The Church’s teachings regarding this matter are clear and unequivocal: euthanasia is always wrong and is considered a grave evil. You may seek guidance from the Catechism of the Catholic Church for a simple summary of these matters, or, for a more thorough discussion regarding the sanctity of life from conception to natural death, consider reading St. Pope John Paul II’s beautiful and challenging encyclical, Evangelium Vitae (The Gospel of Life).

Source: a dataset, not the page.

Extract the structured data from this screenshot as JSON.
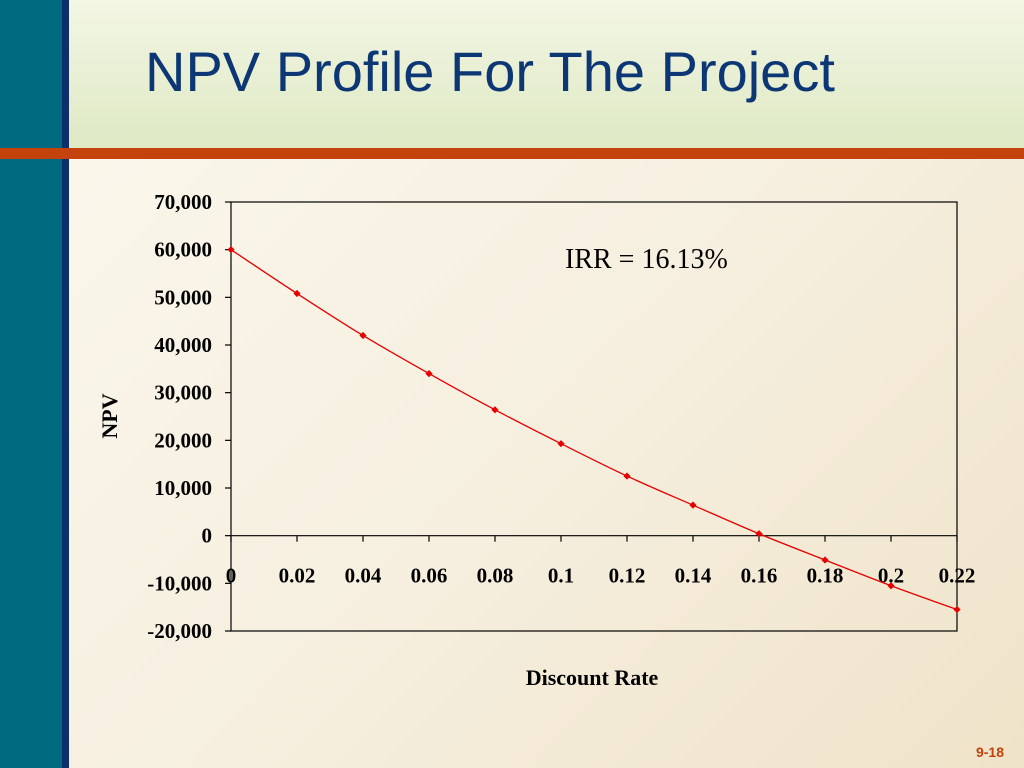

But there are practical reasons that underpin the church’s wise opposition to measures of this kind. Years ago, when Jack Kevorkian began murdering patients, many with non-lethal conditions, expressing the same sentiments which undergird this dangerous proposition, I explained to my friends and family why I was opposed to this mistaken notion of compassion. I would like to convey to you now my several reasons, which my professional experience in the intervening 20 years has time and again reinforced:

1. As is so often the case, making an action legal will also convey a sense of sanction from the state. This will establish surrender in dire circumstances as a de facto virtue within our community. The impact of this attitude, not only on the ill and infirm, but on everyone who is marginalized or otherwise stricken by life’s often cruel twists, should not be underestimated. Will we be asserting, indirectly, that giving up when the chips are down is not only an option, but is often the best and most admirable one. Patients, especially those who are most ill or vulnerable, require an unbroken chain of providers fully committed to their recovery. If the mentality embodied in this measure is granted the cover of legal recognition, I assure you that many critically ill patients who could survive their illness will die, becomes some members of their care team will appeal to the misguided sense of mercy ratified by this proposition and refuse to participate fully in patient’s recuperation. Passing Prop. 106 will ingrain it so deeply in the culture that is will be difficult to expunge or to fight.